Rüstungswettlauf in Asien?
Ausgelotet werden derweil auch die Beziehungen zwischen den Amerikanern und potentiellen politischen Partnern bei der Raketenabwehr. Die Amerikaner sollen seit kurzem unter anderem Verhandlungen mit Polen, Tschechien, Ungarn, Bulgarien und Rumänien führen. Geplant ist zum Beispiel der Bau weiterer Militärbasen für die Raketenabwehr in Ost- und Südosteuropa.

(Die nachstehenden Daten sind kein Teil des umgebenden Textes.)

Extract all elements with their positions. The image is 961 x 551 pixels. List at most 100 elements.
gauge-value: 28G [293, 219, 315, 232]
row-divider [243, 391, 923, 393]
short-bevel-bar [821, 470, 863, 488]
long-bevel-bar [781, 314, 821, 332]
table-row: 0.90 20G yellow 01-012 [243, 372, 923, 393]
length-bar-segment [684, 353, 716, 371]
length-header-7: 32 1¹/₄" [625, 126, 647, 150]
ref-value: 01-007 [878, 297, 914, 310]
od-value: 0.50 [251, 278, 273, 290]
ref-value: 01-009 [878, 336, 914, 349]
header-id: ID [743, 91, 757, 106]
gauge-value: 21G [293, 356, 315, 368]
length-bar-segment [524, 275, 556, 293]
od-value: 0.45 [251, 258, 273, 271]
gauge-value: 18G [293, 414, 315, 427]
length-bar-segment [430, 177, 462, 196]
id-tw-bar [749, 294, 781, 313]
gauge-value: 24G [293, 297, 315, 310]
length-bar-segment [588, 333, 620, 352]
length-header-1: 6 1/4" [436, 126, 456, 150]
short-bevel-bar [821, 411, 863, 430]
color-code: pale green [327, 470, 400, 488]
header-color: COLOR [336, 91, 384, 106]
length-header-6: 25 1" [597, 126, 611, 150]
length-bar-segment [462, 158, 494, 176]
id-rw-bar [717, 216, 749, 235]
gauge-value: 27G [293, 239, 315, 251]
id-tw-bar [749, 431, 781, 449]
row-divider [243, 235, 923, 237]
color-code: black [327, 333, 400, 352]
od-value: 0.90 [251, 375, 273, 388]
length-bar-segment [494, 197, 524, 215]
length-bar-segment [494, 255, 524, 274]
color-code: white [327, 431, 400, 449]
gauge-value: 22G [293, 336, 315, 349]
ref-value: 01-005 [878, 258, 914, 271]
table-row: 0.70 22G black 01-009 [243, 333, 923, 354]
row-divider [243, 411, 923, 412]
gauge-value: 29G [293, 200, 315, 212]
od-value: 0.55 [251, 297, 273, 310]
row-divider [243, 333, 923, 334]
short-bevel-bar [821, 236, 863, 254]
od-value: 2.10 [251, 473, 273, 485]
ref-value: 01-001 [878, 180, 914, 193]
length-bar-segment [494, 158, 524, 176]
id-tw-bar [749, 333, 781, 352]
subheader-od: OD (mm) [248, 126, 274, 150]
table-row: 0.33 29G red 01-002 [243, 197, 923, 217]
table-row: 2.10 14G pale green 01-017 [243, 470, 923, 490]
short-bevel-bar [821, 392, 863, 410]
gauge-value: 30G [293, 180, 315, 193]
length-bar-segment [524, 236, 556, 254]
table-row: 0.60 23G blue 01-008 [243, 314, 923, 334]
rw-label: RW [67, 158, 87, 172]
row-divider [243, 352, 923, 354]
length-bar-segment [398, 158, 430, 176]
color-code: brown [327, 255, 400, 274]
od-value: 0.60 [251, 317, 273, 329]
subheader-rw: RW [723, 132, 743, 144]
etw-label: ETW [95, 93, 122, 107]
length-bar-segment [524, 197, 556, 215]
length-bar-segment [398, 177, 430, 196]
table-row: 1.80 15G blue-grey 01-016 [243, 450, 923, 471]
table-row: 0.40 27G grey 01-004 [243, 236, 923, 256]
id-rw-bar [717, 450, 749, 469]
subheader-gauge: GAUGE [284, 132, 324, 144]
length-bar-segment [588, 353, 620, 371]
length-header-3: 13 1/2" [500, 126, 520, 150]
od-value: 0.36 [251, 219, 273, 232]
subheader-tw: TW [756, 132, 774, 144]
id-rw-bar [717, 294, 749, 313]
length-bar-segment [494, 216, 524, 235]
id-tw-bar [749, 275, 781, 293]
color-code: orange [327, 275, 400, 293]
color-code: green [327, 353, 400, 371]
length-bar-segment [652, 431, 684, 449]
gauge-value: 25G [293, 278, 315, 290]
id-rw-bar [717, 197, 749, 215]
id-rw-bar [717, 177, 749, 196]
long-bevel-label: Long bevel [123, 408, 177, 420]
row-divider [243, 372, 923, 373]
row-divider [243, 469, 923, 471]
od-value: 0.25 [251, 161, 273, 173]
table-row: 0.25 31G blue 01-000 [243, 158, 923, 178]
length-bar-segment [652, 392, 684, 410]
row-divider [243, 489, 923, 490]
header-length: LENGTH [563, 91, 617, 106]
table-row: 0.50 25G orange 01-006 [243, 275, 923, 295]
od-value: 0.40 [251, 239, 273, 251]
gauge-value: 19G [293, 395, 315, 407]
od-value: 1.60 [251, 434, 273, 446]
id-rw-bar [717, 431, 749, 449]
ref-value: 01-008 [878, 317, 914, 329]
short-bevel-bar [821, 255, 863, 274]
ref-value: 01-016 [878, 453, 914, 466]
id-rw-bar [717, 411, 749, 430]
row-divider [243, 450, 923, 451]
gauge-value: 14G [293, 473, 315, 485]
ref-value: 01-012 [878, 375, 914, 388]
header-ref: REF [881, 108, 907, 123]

Über die möglicherweise eklatanten Folgen der amerikanischen Raketenabwehr für die internationalen Beziehungen sind die Experten geteilter Meinung. "Die Chinesen werden ihre 20 Interkontinentalraketen auf jeden Fall aufstocken", prognostiziert Regina Hagen. Auch einige Politikwissenschaftler erwarten einen chinesischen Rüstungswettlauf, während andere keine direkten Auswirkungen auf das weltweite Umfeld ausmachen wollen. Als Begründung für den Bau der Raketenabwehr hatte Bush stets die sogenannten "Schurkenstaaten" wie Nordkorea angegeben.